3 May 2010


The UN Study on Violence against Children estimates that some 150 million girls and 73 million boys have endured forced sexual intercourse or other forms of sexual violence.

Violations often take place in settings where children ought to feel safe such as the family home or in schools, or in situations where children are most vulnerable such as detention facilities, during displacement or in situations of armed conflict.

These facts were recalled as the UN Human Rights Council held its annual full-day meeting on the rights of the child recently. This year the meeting focussed on the theme of protecting boys and girls from sexual violence.

Speaking to the issue Bacre Ndiaye, Director of the Human Rights Council and Special Procedures Division of the Office of the High Commissioner for Human Rights (OHCHR) said
"Children are physically hurt and mentally scarred in the most terrible way, with lifelong consequences, often by those in whom they place the most trust, such as family, teachers, police and humanitarian workers, among others"

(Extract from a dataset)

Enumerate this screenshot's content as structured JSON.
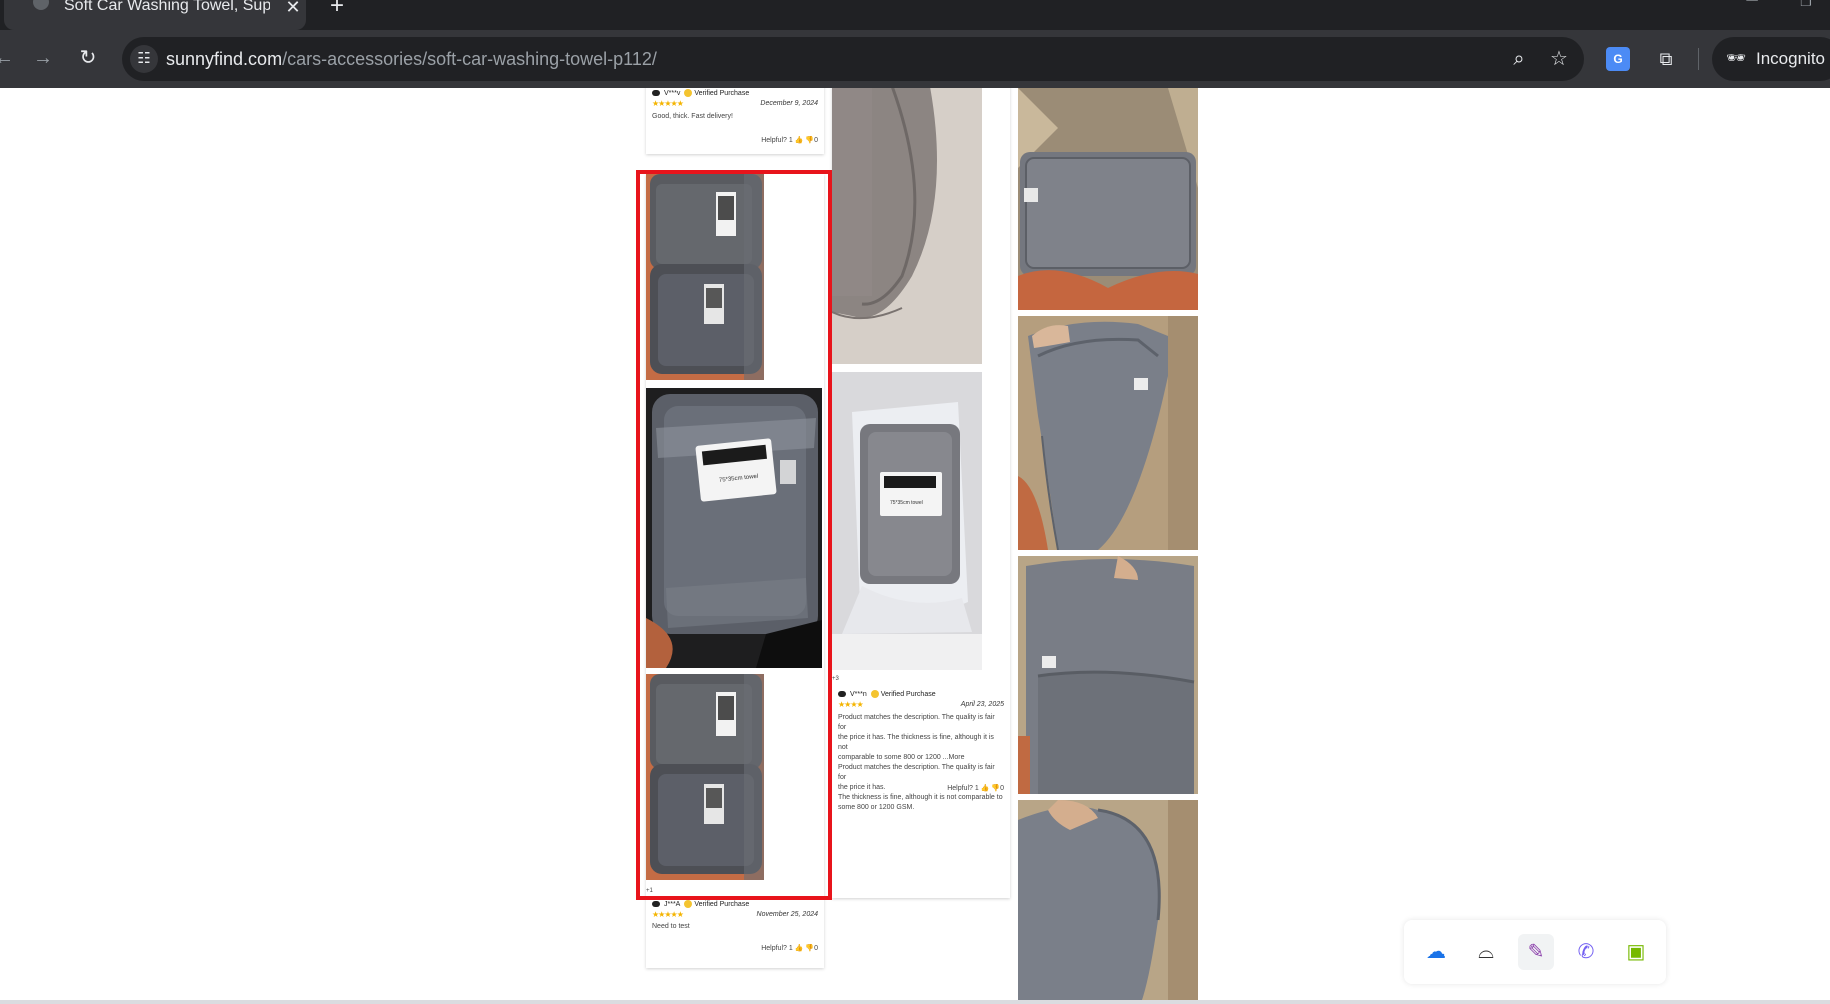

The meeting also noted that that due to the sensitive nature of sexual violence, obtaining accurate data and research on sexual violence against children remain a challenge across regions. A deafening silence surrounds the issue as victims are often ashamed to come forward and seek justice.

"Children are at times blamed for what has happened, coerced to keep it a secret and often stigmatized and marginalised by their families and communities", said Marta Santos, UN Special Representative of the Secretary General on Violence against Children.

One of the conclusions of the meeting was that violence against children is however preventable and that investing efforts and resources in prevention is the most effective means to reduce violence against children.

It was pointed out that while most States have signed the Convention on the Rights of the Child there is not have a common definition of sexual violence against children. Nor have States universally ratified a number of pertinent international and regional instruments and some national laws have not clearly defined nor criminalized all forms of sexual exploitation of children.

States were also urged to put in place investigative procedures and prosecution methods that are child-sensitive in order to avoid re-victimization of children. The need for safe and easy access to child sensitive counselling, complaint and reporting mechanisms was also highlighted as was the training of children in order to enable them to identify risk situations.

In light of the debate, the Human Rights Council adopted a resolution urging all States to ensure accountability and seek to end impunity of perpetrators of sexual violence and abuse against children.